By now, most companies have begun to transition from The Committee of Sponsoring Organizations of the Treadway Commission (COSO) 1992 Internal Control—Integrated Framework to the updated COSO 2013 framework. In fact, many companies included a statement regarding their transition status under Controls and Procedures (Part I, Item 4) in their most recent Form 10-Qs.

Now that the December 15, 2014 COSO 2013 “deadline” is upon us and 2014 audits will start up soon, it’s time to update where you are in the transition process and reconsider why you should care.

A brief background…

The SEC requires that each company adopt a “suitable framework” for compliance with the Section 404 internal control provisions of the Sarbanes-Oxley Act. Furthermore, Regulation S-K Item 308(a)(2) requires that Management’s Report on Internal Control Over Financial Reporting identify the framework used by management to evaluate the effectiveness of the company’s ICFR. It is standard practice for that report (and the independent auditor’s attestation) to reference the COSO framework.

COSO deems COSO 1992 to be superseded by COSO 2013 on December 15, 2014 and encourages companies to transition to the new framework “as soon as is feasible.” (See this Executive Summary and these Frequently Asked Questions.)
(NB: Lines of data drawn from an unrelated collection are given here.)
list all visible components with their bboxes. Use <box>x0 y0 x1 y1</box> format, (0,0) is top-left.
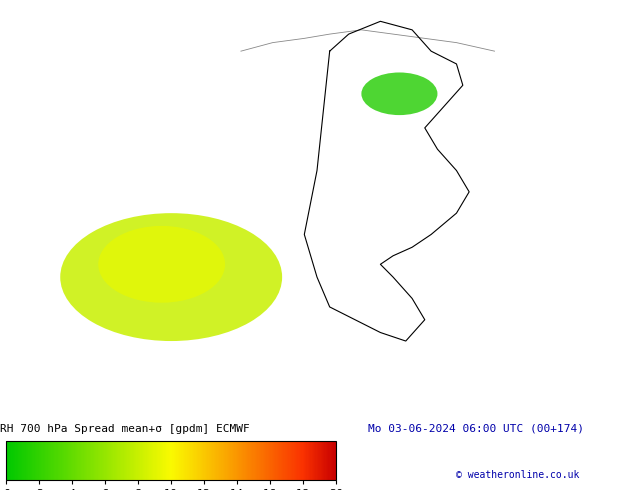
Ellipse shape <box>60 213 282 341</box>
Ellipse shape <box>361 73 437 115</box>
Text: RH 700 hPa Spread mean+σ [gpdm] ECMWF: RH 700 hPa Spread mean+σ [gpdm] ECMWF <box>0 424 250 434</box>
Ellipse shape <box>98 226 225 303</box>
Text: © weatheronline.co.uk: © weatheronline.co.uk <box>456 470 580 480</box>
Text: Mo 03-06-2024 06:00 UTC (00+174): Mo 03-06-2024 06:00 UTC (00+174) <box>368 424 584 434</box>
The SEC staff’s current thinking…

Certainly, the staff has its eye on whether and when companies are completing the transition to COSO 2013. In this speech, the SEC’s Chief Accountant, Paul Beswick, said:

“SEC staff plans to monitor the transition for issuers using the 1992 framework to evaluate whether and if any staff or Commission actions become necessary or appropriate at some point in the future.”

It appears, however, that the staff is taking a relatively low key approach at the moment. For example, during a panel discussion last week at PLI’s Annual Institute on Securities Regulation in New York, Mark Kronforst, Chief Accountant and Associate Director of the Division of Corporation Finance, said “there will be no campaign to determine the status of COSO” after December 15, 2014.
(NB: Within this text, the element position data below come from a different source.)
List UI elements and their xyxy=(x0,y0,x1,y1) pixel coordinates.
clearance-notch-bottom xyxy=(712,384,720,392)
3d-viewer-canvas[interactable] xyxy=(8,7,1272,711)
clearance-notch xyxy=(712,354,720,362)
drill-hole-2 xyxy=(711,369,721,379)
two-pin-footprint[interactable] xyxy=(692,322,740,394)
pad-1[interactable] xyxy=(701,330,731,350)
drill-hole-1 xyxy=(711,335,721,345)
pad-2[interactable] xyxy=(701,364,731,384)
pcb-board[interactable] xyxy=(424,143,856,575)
Nevertheless, as the 2014 Management’s Reports are filed in the spring, it seems logical to think that continuing references to old COSO 1992 as the operative framework will attract the staff’s attention. It is also easy to imagine that the staff would question whether a company is in compliance with the “suitable framework” requirement if it continues to use COSO 1992 long after December 15, 2014.

Potential governance and compliance consequences…

COSO 2013 adds processes that reflect developments in compliance, regulatory, governance and risk management areas that go well beyond ICFR. Therefore, from the legal department’s governance and compliance perspective, failure to timely transition to COSO 2013 could have the following consequences:

• Non-compliance with the SEC’s “suitable framework” standard for Section 404 compliance.
• A staff comment the next time the company’s SEC filings are reviewed.
• Uncertainty as to whether the Section 302 CEO and CFO certifications are accurate.
• Difficulty obtaining independent auditor agreement with management’s assessment of the effectiveness of its internal controls, possibly including unpleasant discussions about deficiency or weakness.
• Issues regarding whether the Audit Committee is properly overseeing ICFR.
• Concerns regarding the effectiveness of the company’s enterprise risk management.
• Negative investor reaction or market reputation issues.

Action Steps…

• Determine the timeline for your company’s transition to COSO 2013.
• Be sure your Disclosure Committee, Audit Committee and Board of Directors are fully informed regarding the company’s transition plan.
• Identify whether COSO 2013 warrants any changes in the company’s enterprise risk management program.